AWS CloudFormation monitors the state of your application during stack creation and updating and rollbacks that operation if the application breaches the threshold of the alarms you've specified. For each rollback you create, you specify the CloudWatch alarm that AWS CloudFormation monitors. AWS CloudFormation monitors the specified alarms during the stack create or update operation and for the specified amount of time after it deploys the resources. If any of the alarms is set off during the stack operation or the monitoring period, AWS CloudFormation rollbacks the entire stack operation. For more information, see AWS CloudFormation.

AWS AppConfig supports best practices by rolling out configuration changes at once or over a period. It monitors the change over a time that customers define. If you configure alarms in Amazon CloudWatch, AWS AppConfig can automatically rollback configuration changes if those alarms are initiated. For more information, see AWS AppConfig.

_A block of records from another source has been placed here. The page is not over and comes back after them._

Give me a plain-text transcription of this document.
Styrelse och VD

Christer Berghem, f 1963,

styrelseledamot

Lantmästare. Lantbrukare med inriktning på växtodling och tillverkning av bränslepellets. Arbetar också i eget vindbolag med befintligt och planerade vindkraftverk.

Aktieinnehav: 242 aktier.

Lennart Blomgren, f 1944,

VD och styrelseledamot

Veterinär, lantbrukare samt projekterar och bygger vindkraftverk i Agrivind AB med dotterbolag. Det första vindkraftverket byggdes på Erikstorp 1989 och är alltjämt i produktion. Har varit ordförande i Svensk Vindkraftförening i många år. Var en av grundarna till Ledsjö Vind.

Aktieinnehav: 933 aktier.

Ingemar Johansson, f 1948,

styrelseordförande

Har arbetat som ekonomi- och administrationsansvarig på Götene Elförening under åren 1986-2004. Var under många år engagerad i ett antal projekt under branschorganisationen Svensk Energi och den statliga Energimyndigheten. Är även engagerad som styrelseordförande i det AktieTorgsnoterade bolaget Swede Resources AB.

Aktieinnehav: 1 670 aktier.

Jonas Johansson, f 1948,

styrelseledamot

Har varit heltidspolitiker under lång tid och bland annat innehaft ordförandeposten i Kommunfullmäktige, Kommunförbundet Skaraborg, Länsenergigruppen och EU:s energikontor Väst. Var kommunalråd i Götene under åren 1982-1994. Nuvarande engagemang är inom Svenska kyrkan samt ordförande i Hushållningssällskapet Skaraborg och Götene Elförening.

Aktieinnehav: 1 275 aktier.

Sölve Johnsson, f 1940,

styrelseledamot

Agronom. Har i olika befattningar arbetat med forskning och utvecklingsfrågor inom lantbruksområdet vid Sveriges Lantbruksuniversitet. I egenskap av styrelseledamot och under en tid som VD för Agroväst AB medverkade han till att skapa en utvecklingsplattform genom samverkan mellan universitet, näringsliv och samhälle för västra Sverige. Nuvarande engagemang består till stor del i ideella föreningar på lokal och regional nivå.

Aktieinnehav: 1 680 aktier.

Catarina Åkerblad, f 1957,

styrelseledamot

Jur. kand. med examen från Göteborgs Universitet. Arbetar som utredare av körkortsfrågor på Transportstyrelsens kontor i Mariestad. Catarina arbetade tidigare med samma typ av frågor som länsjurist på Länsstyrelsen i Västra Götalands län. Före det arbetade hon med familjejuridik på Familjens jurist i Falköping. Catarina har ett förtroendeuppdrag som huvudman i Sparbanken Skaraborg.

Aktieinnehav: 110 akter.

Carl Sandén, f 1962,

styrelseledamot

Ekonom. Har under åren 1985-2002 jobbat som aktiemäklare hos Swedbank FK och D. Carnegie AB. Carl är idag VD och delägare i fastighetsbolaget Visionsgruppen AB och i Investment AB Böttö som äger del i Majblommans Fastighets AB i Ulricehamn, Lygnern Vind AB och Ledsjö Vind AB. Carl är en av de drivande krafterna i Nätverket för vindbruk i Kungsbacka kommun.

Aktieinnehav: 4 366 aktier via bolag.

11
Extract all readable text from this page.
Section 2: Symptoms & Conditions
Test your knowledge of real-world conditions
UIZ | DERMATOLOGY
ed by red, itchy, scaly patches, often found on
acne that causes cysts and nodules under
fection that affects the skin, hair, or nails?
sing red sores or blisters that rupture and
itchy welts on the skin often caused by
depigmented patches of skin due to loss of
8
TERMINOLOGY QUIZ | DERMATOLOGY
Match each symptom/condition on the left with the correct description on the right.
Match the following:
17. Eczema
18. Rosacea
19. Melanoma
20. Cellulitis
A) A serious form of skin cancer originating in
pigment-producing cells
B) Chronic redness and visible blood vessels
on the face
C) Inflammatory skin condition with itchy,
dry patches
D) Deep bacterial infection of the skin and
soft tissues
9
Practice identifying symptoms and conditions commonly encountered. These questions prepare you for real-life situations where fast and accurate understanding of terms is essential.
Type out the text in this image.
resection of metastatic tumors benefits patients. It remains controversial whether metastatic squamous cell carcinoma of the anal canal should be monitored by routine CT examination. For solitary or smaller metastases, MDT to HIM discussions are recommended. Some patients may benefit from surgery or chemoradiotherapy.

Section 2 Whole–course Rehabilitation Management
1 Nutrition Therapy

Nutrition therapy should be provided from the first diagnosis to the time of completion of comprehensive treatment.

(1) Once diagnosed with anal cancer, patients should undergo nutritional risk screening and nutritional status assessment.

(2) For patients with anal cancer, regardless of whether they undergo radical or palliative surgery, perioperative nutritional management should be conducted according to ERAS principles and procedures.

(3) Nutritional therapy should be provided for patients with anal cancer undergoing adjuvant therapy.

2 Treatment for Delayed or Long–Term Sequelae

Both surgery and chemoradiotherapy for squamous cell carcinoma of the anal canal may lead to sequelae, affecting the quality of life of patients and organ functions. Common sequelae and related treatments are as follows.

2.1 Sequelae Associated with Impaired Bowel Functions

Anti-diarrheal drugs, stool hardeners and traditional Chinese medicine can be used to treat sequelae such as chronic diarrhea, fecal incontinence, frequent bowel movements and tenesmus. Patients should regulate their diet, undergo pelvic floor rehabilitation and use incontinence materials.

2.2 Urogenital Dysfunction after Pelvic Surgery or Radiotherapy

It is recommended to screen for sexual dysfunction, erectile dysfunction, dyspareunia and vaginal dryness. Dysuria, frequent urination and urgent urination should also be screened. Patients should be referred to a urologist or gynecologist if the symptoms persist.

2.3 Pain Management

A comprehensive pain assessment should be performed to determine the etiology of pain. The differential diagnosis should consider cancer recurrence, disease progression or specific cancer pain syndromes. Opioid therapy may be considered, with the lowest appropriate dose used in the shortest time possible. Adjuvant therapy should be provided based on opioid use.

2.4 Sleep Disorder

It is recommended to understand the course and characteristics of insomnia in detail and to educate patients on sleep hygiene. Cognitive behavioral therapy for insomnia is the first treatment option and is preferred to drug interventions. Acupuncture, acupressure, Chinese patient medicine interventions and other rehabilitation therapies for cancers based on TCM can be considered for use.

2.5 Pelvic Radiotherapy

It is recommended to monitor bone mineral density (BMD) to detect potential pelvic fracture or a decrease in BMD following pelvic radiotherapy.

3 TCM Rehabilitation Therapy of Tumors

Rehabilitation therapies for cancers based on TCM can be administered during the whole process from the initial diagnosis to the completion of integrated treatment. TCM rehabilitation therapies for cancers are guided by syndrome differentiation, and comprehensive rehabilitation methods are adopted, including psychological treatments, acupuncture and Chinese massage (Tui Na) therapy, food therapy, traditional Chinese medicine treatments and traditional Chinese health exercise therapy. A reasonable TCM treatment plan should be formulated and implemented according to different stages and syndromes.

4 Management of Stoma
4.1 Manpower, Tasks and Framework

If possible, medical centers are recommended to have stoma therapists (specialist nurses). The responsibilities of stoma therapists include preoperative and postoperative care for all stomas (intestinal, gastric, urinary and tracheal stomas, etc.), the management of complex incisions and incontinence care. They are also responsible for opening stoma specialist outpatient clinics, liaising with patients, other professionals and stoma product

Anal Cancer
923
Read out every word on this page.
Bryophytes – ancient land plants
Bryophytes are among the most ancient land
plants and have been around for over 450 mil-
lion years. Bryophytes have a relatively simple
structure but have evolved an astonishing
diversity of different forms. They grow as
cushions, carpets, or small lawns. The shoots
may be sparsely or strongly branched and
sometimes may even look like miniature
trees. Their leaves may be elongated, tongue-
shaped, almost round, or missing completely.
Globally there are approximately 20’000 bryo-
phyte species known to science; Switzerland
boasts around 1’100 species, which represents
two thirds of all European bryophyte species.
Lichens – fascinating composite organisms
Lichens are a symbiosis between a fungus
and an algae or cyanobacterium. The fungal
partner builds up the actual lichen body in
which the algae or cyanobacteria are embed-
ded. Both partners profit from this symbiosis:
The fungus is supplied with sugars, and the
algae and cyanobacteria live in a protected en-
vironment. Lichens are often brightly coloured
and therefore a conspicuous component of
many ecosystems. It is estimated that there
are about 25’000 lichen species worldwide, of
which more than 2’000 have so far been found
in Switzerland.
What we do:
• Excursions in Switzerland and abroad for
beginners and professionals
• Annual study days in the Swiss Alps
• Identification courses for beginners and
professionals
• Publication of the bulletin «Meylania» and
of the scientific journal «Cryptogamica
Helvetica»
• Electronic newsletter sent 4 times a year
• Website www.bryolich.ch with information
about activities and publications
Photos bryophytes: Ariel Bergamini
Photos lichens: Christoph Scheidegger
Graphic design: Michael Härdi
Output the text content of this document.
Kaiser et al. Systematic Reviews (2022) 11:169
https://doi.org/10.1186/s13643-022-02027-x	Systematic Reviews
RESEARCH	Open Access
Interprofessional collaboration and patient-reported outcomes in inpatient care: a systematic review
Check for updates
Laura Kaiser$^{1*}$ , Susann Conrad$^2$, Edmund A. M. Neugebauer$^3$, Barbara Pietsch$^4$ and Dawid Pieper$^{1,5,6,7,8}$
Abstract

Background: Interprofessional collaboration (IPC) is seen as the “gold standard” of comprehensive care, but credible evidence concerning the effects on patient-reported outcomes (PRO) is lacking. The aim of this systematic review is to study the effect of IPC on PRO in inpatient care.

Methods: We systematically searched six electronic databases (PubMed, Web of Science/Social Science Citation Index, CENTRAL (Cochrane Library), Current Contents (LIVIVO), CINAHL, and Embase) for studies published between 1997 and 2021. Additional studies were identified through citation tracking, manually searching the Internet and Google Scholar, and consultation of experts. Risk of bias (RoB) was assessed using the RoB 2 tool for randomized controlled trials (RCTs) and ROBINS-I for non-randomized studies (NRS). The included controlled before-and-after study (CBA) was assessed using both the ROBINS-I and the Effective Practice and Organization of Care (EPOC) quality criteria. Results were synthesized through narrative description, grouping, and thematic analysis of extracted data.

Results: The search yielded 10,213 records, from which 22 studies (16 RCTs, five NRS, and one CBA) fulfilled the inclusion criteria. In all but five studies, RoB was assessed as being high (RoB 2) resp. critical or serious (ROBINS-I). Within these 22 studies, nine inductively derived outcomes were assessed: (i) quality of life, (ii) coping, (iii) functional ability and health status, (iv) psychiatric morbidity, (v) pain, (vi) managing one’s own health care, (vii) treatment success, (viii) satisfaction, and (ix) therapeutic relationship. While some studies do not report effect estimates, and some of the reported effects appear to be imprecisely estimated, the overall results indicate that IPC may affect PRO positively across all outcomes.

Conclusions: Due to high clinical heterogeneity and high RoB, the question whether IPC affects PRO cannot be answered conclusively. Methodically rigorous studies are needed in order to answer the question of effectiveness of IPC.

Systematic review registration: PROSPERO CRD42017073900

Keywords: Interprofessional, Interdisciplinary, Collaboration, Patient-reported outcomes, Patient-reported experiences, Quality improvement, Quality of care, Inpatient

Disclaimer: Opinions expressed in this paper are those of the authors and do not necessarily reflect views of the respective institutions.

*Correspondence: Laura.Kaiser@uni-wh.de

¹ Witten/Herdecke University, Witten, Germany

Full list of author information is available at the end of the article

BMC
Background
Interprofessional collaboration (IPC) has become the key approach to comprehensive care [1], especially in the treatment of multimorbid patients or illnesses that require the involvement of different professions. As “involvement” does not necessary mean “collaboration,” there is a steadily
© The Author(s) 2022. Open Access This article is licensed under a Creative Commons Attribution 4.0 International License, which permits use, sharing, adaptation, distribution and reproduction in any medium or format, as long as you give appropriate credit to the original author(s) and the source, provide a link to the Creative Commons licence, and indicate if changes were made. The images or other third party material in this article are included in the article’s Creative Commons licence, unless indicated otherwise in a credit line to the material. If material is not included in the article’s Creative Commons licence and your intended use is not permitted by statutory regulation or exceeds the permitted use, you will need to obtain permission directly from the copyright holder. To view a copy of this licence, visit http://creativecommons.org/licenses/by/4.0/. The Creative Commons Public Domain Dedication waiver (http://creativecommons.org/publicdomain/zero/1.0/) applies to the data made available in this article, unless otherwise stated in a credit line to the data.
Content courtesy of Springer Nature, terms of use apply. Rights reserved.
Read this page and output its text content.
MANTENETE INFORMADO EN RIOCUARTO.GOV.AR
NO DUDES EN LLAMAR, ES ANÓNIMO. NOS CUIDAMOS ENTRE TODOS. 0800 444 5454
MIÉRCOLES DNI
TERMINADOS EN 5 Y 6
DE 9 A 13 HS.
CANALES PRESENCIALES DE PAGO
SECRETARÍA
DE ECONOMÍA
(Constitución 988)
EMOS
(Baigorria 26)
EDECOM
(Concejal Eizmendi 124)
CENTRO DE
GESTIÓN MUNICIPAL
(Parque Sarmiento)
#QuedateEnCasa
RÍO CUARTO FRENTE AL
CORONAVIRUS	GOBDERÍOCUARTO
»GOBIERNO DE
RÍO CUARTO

Adapting your change enablement practice to the cloud

The AWS Cloud facilitates several main adaptations:

  1. The ability to automate deployment with deployment techniques that mitigate risk

  2. The ability to automate rollback when those deployments fail

  3. The automation of change ticket creation from data available in the pipeline, allowing developers to perform all the required steps in their pipeline tool

Because the risk and impact to the business of a failed change can be reduced by these aspects, you can make frequent changes with confidence in the deployment and rollback plans. As a result, your process may also require an update for the acceptance of rolling back changes.

If failed changes have a lower impact due to the speed and consistency of roll back, activating rollbacks is now part of the normal process. This is true when you remediate the issue and push it through the same automated pipelines to deliver the original intended business value of the change.

With these considerations in mind, if automation, pipelines, and deployment methods are in place, it is now possible to reconsider the approach to standard changes. A standard change is where there is a defined event to initiate the change request. In addition, in a standard change, actions are documented and proven, authority is given in advance (or pre-authorized), and the risk is usually low. If the automation, testing, and deployment strategies are put in place, it results in a scenario where large, infrequent, and risky changes are transformed in to small, frequent, and low-risk changes. In this scenario, each standard change evolves to its individual type or model that is specific to its deployable component in production.

By understanding the risk-reduction strategies in the AWS Cloud, and by re-architecting workloads to isolate adjacent workloads and other infrastructure resources, it is possible, and it may even be necessary to widen the scope of a standard change to include deployments that would have previously been considered normal due to their associated risks associated in traditional IT environments. You increase volume and velocity of change while reducing additional risk.

As changes become more frequent with agile methodologies and automation, there is a risk that the process becomes overburdened with normal changes. Higher velocity can lead to delaying changes due to bandwidth or resource constraints, causing important details to be missed. Both scenarios introduce business risk that change enablement aims to optimize. In an environment of small, frequent changes, standard (automated) changes become the new standard. You should then give proper scrutiny to normal changes, which helps you reduce business risk and deliver on desired business outcomes.

Smaller changes also enable increase in frequency. By changing frequently, you improve your organization's capability, which minimizes business disruption (ITIL® 4: High-Velocity IT, PeopleCert+). This alone can positively impact business value and operational metrics expected from your move to AWS.